Medici Consulcesi, i legali per i camici bianchi

Tutelare dal punto di vista legale i medici, pubblici e privati. È questa, da sempre, la missione del Gruppo Consulcesi, guidata da Massimo Tortorella, realtà diventata negli anni un punto di riferimento a livello nazionale ed internazionale nei servizi di consulenza e assistenza legale per i professionisti sanitari.

Sono 100mila i camici bianchi in tutta Europa che vengono seguiti dagli avvocati e dagli oltre mille consulenti che fanno parte del gruppo. L’ attività è cominciata poco più di 20 anni fa, quando ancora era al centro dell’attenzione la questione dei medici ex specializzandi che tra il 1978 e il 1993 non avevano ricevuto la borsa di studio prevista dalle direttive europee per il lavoro svolto. A questi professionisti si sono aggiunti successivamente quelli che hanno preso parte ad un corso di specializzazione tra il 1994 e il 2006, ricevendo in questo caso una borsa di studio incompleta.

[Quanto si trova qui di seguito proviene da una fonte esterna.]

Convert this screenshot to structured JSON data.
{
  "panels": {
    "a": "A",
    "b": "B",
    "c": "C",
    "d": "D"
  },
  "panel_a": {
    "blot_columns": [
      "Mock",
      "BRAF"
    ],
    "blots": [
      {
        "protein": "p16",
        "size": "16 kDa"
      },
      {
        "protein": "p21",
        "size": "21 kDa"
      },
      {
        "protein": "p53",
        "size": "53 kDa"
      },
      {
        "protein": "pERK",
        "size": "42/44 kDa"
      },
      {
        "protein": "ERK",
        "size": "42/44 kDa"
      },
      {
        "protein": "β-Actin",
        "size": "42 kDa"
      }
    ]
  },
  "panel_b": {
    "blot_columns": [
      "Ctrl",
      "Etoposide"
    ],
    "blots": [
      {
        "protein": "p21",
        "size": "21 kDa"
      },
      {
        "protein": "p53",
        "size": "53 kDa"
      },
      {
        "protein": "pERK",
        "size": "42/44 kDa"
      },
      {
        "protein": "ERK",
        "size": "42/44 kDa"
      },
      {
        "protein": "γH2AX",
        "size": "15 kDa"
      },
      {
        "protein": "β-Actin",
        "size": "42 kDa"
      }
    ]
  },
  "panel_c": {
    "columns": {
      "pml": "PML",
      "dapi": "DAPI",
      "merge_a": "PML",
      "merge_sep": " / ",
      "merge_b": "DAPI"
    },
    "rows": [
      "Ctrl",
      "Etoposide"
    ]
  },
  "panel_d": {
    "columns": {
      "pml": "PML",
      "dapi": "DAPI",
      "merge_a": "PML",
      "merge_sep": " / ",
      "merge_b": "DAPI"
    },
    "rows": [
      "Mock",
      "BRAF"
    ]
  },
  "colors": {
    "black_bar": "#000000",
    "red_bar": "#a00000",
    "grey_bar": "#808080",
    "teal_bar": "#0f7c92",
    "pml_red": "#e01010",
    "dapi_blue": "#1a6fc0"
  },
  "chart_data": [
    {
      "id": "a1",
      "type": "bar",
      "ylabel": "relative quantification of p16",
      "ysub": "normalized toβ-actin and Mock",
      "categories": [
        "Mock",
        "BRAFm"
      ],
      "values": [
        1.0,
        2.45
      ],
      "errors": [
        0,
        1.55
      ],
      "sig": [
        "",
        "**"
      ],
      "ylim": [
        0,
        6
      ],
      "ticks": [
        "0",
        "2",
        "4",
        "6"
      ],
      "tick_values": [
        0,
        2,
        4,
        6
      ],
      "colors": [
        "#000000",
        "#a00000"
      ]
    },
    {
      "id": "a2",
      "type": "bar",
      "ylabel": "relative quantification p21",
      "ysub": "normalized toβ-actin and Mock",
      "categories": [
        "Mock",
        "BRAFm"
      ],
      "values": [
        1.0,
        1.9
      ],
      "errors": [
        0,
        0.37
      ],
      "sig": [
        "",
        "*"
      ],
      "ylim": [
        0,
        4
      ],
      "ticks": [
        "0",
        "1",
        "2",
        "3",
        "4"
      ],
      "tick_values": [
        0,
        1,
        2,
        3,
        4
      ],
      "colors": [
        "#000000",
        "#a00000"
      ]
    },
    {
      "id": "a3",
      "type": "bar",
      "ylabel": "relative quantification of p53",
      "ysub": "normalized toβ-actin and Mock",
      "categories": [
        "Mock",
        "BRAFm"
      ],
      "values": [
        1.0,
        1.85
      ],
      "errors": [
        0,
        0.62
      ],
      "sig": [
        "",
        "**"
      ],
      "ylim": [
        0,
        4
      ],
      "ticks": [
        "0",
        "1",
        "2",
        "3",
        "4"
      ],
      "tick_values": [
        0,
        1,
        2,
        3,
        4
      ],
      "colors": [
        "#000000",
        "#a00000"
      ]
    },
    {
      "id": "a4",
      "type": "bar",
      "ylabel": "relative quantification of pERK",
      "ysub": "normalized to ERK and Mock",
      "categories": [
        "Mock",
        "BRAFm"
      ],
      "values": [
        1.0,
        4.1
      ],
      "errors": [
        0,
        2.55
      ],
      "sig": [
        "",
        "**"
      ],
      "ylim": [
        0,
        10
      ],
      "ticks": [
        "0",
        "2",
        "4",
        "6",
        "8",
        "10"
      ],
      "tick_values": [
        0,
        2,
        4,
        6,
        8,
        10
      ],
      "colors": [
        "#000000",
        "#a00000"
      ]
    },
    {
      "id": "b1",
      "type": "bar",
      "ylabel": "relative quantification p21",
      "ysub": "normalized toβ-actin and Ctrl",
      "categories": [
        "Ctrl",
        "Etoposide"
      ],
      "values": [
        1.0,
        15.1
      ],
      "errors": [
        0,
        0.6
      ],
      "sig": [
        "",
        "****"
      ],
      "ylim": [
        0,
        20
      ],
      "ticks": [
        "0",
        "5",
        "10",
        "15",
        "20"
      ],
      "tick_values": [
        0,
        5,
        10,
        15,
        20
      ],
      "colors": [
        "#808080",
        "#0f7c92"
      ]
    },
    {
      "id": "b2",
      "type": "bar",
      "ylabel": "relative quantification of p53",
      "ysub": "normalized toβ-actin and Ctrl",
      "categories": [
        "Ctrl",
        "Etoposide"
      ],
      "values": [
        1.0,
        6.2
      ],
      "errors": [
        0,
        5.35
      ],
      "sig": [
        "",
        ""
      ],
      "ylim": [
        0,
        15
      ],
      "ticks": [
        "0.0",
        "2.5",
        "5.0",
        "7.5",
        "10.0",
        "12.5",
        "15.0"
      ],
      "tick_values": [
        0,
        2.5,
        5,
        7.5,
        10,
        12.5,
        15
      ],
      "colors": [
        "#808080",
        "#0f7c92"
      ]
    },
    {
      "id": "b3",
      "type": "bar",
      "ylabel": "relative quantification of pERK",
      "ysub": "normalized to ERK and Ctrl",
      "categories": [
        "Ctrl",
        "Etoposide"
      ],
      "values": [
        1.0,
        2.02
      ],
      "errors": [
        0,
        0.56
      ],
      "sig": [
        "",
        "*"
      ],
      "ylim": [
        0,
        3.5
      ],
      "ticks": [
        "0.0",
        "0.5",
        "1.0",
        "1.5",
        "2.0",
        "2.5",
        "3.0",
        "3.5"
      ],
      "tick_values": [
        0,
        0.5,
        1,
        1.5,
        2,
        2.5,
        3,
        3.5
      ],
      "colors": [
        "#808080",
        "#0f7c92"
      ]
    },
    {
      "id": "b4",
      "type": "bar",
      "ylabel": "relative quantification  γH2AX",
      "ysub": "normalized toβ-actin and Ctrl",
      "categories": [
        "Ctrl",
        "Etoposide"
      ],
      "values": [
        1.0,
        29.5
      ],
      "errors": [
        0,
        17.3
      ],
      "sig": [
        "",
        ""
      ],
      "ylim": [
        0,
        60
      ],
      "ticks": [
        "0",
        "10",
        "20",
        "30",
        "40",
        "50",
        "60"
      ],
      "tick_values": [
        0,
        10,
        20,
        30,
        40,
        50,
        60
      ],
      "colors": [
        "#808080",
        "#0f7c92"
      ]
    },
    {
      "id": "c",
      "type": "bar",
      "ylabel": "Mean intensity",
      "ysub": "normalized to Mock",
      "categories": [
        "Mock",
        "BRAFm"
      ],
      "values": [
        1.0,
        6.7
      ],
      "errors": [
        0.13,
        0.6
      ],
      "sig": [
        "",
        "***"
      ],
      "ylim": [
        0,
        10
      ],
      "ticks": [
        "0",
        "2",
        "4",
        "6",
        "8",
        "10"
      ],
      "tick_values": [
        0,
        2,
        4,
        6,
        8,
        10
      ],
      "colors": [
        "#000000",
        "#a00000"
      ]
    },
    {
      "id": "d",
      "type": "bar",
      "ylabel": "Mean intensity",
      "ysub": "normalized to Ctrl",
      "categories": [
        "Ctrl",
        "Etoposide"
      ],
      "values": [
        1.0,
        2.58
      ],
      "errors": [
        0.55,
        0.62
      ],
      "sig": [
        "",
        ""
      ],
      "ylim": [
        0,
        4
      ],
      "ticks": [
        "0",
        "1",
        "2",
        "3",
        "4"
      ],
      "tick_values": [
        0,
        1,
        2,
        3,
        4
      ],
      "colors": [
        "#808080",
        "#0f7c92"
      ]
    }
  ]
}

Entrambi questi filoni, sulla spinta delle azioni collettive organizzate proprio da Consulcesi, hanno portato i tribunali italiani a sviluppare una giurisprudenza sul tema che ha permesso ai medici ricorrenti di ottenere rimborsi per oltre 500 milioni di euro. Si tratta di una cifra che riguarda la sola Consulcesi e che è destinata ad aumentare fino a 5 miliardi di euro, in assenza di interventi a livello legislativo. Il know how sviluppato negli anni con gli ex specializzandi ha permesso a Consulcesi di assistere i camici bianchi anche nei casi di presunta malpractice su un altro problema molto sentito dalla categoria: quello dei turni masscranti di lavoro. Consulcesi raccoglie segnalazioni di violazioni della direttiva Ue 2003/88, applicata in Italia soltanto nel 2015 attraverso la legge 161.

Con la Finanziaria del 2008 l’Italia aveva escluso il personale sanitario dal diritto, riconosciuto ad ogni lavoratore, di non superare un tetto settimanale di 48 ore e godere di 11 ore di riposo tra un turno e l’altro. Il problema sembra essere, però, ad oggi tutt’altro che risolto e i medici continuano a fare ricorso per ottenere un risarcimento per la violazione della direttiva.